General Motors Co. announced Joseph Ashton, a former United Auto Workers vice president who led the union’s GM department, resigned from the company’s board effectively immediately.
Ashton was nominated to the GM board by the UAW Retiree Medical Benefits trust, which administers funds that pay for health benefits for UAW-GM retirees and holds a large block of General Motors stock.
The trust received the stock has part of the restructuring of GM supervised by the federal government after the company was forced into bankruptcy in 2009.
The trust apparently can nominate a replacement for Ashton, but shareholders won’t vote on the trust’s nominee until the company’s next annual shareholders meeting in June. One possible replacement for Ashton could be UAW president Dennis Williams, who is stepping down in June.
(UAW taps union veteran as its next president. Click Herefor the story.)
Ashton’s resignation, however, as the U.S. Justice Department investigates the use of money by the training centers funded by GM and Ford Motor Co, and into charities established by senior UAW officers. The training centers are managed jointly by the union and the automakers.
General Motors and Ford confirmed last month they were cooperating with the investigation into the finances of training centers.
GM is also conducting its own investigation of the UAW-GM Center for Human Resources, the company spokesman said, but did not provide details of that investigation.
(Click Here for details about the FCA/UAW training center investigation.)
Ashton, who was the first UAW official to sit on GM’s board, has not been charged with any wrongdoing, and federal authorities have not disclosed that he is under scrutiny as part of their probe.
Nevertheless, Ashton’s abrupt resignation is considered a setback for the UAW, which has long sought to have representation on company boards.
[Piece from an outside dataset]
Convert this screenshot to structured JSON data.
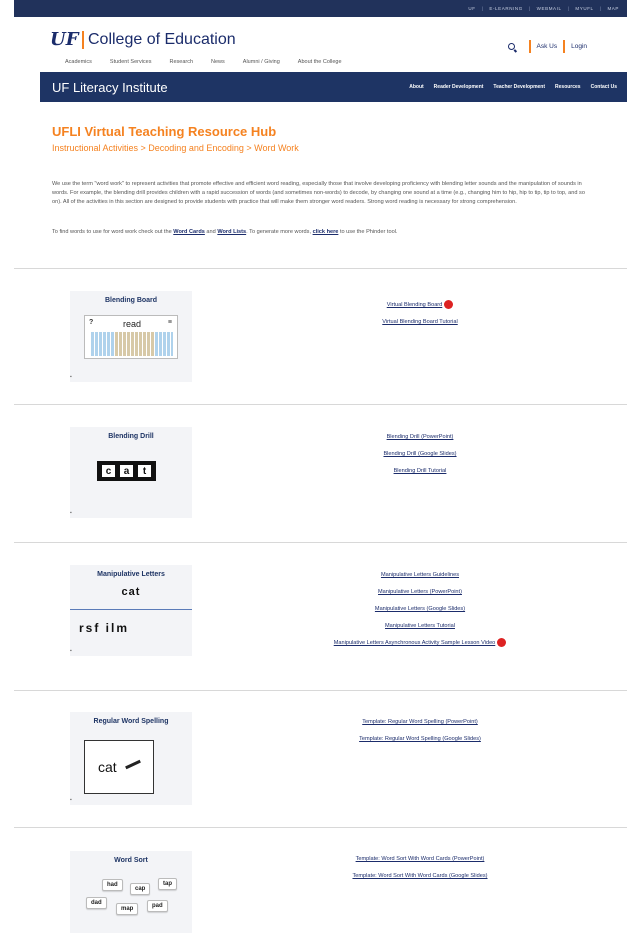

Federal officials expanded their probe of the training centers after charging a former Fiat Chrysler Automobiles NV vice president of making $1.2 million in improper payments to a former union vice president and his wife. Four people have been charged in the Fiat Chrysler investigation.
(Is the ground collapsing under the UAW? For more, Click Here.)
The UAW also announced a series of internal changes that tighten up the oversight of the money spent by the training centers, which unlike unions and individual union locals, are not subject to federal financial disclosure requirements.